Il me propose un verre d’eau que j’accepte avec bonheur. Cela fait tellement du bien.
- Ce serait plutôt à moi de te le demander.
Il s’empare d’un tissu blanc et rouge.
- J’ai failli faire une attaque lorsque j’ai ouvert ta cellule et que je t’ai découverte évanouie dans tes draps imbibés de sang et le visage tuméfié. J’avais beau t’appeler, tu ne réagissais pas. J’ai bien cru t’avoir perdue. Qu’est-ce qui s’est passé ?
Prudemment, je glisse mes doigts sur ma joue gonflée et retiens un grognement en la sentant se plaindre. Le major ne m’a pas ratée.
- Je me suis cognée en voulant me lever, mentis-je.
Je n’ai aucune envie de lui apprendre la véritable cause de mes hématomes. De toute façon, il ne pourra rien faire. C’est avec difficulté que j’essaye d’effacer l’image de Tellin de mon esprit. Ses paroles me reviennent en mémoire et comme cette nuit, je me sens souillée. Un bon coup pour passer le temps, je n’ai été que ça pour lui. Plus jamais, je n’aurais de pitié pour cet homme. Qu’il crève. Mon médecin me fixe sceptique. À l’évidence, il ne me croit pas, mais il se garde bien de me le faire remarquer à mon grand soulagement.

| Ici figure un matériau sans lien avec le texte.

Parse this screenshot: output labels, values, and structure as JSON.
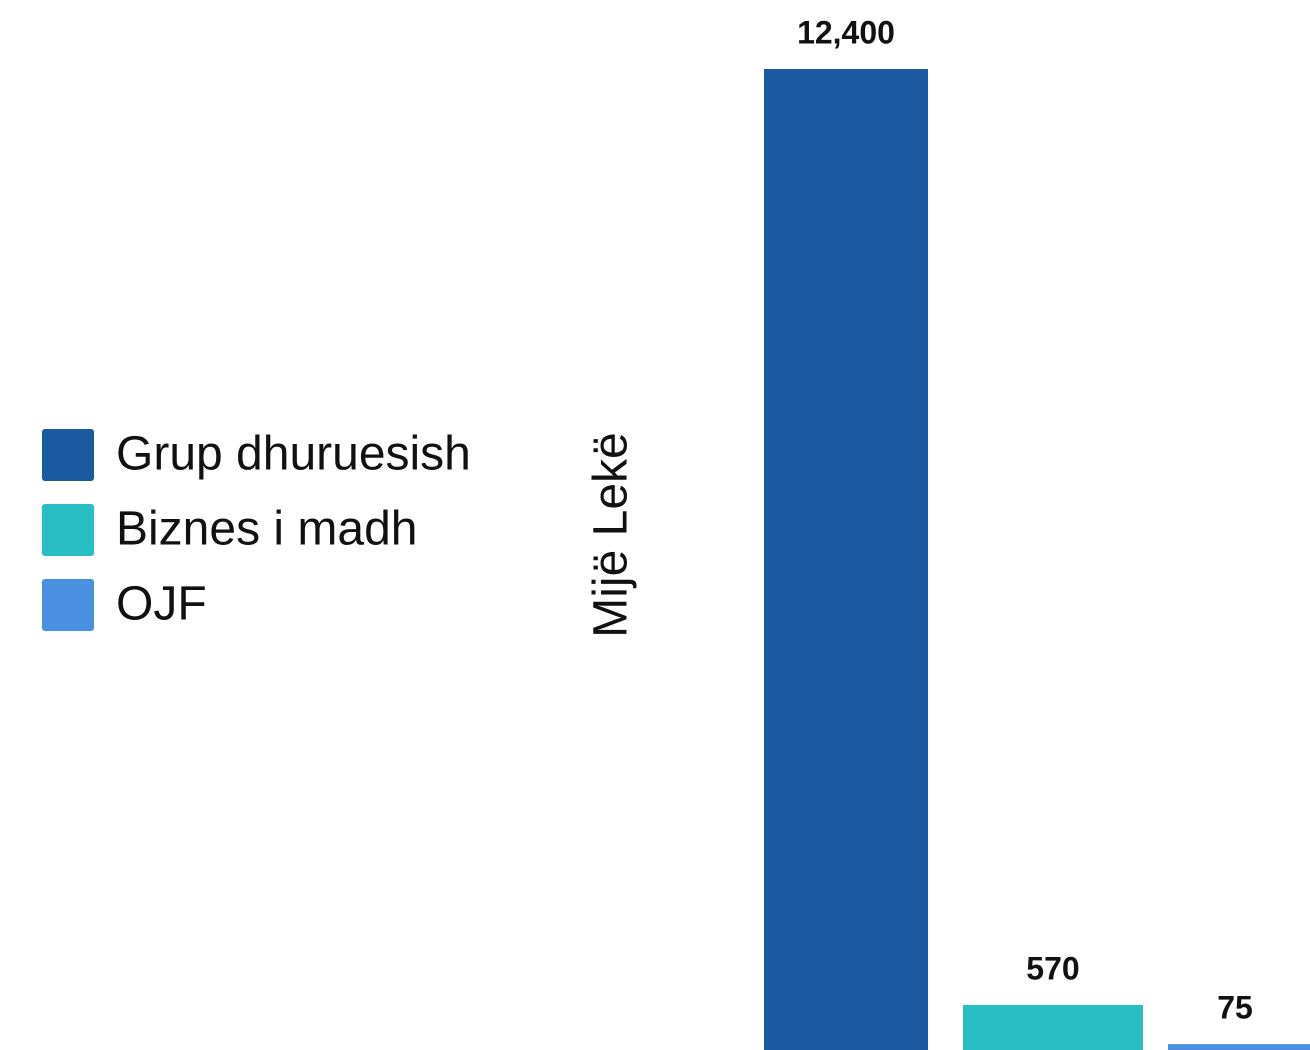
{
  "chart_data": {
    "type": "bar",
    "y_label": "Mijë Lekë",
    "categories": [
      "Grup dhuruesish",
      "Biznes i madh",
      "OJF"
    ],
    "values": [
      12400,
      570,
      75
    ],
    "value_labels": [
      "12,400",
      "570",
      "75"
    ],
    "colors": [
      "#1a5aa0",
      "#29bec3",
      "#4a90e0"
    ],
    "ylim": [
      0,
      12400
    ],
    "legend": "left"
  }
}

- Comment te sens-tu ? me demande-t-il à la place.
- Mal. J’ai une migraine pas possible et mon corps pèse une tonne, avoué-je un peu sèchement. Mais qu’est-ce que tu fais là ? Je ne reviens pourtant pas de chez Assic.

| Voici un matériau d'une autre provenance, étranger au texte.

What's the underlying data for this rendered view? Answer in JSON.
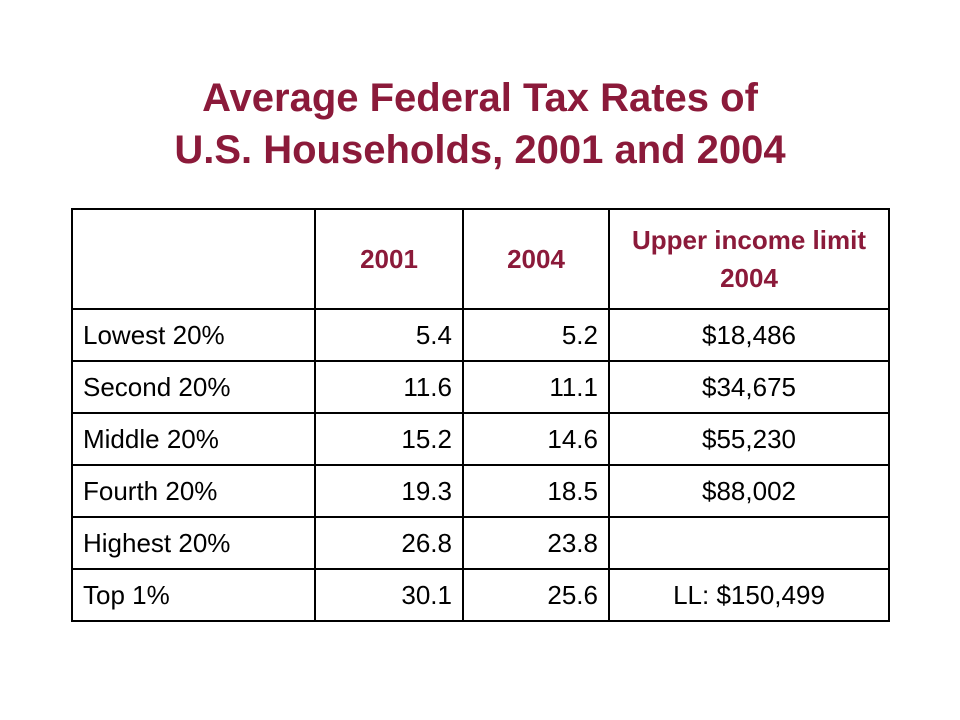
{
  "title": {
    "line1": "Average Federal Tax Rates of",
    "line2": "U.S. Households, 2001 and 2004"
  },
  "table": {
    "headers": [
      "",
      "2001",
      "2004",
      "Upper income limit 2004"
    ],
    "rows": [
      [
        "Lowest 20%",
        "5.4",
        "5.2",
        "$18,486"
      ],
      [
        "Second 20%",
        "11.6",
        "11.1",
        "$34,675"
      ],
      [
        "Middle 20%",
        "15.2",
        "14.6",
        "$55,230"
      ],
      [
        "Fourth 20%",
        "19.3",
        "18.5",
        "$88,002"
      ],
      [
        "Highest 20%",
        "26.8",
        "23.8",
        ""
      ],
      [
        "Top 1%",
        "30.1",
        "25.6",
        "LL: $150,499"
      ]
    ]
  },
  "colors": {
    "accent": "#8b1a3a",
    "text": "#000000",
    "background": "#ffffff"
  }
}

Mon interlocuteur grimace avant de m’apprendre :
- Les rebelles se sont introduits dans la section médicale. Ils ont été surpris et ont été pris en chasse. Tes deux surveillants ont été réquisitionnés pour prêter main-forte aux autres militaires. J’ai été envoyé pour te faire avaler tes médicaments.
Il sort un flacon et entrechoque les pilules habituelles à l’intérieur.
- Rassure-toi, je vais t’en dispenser aujourd’hui, m’informe-t-il.
Sur ces mots, il range les comprimés. J’appose le dos de ma main sur mon front et tente de me souvenir des évènements de la nuit. Je n’ai donc pas rêvé, c’étaient bien les rebelles que j’ai entendus.
- Les pertes dans l’armée sont-elles si importantes pour qu’on fasse appel à ces deux-là ? m’enquiers-je.
- Humaine pas vraiment, c’est surtout matériel. Les rebelles ont fait exploser nos véhicules. Une bonne partie des troupes a été retenue toute la nuit pour maitriser le feu.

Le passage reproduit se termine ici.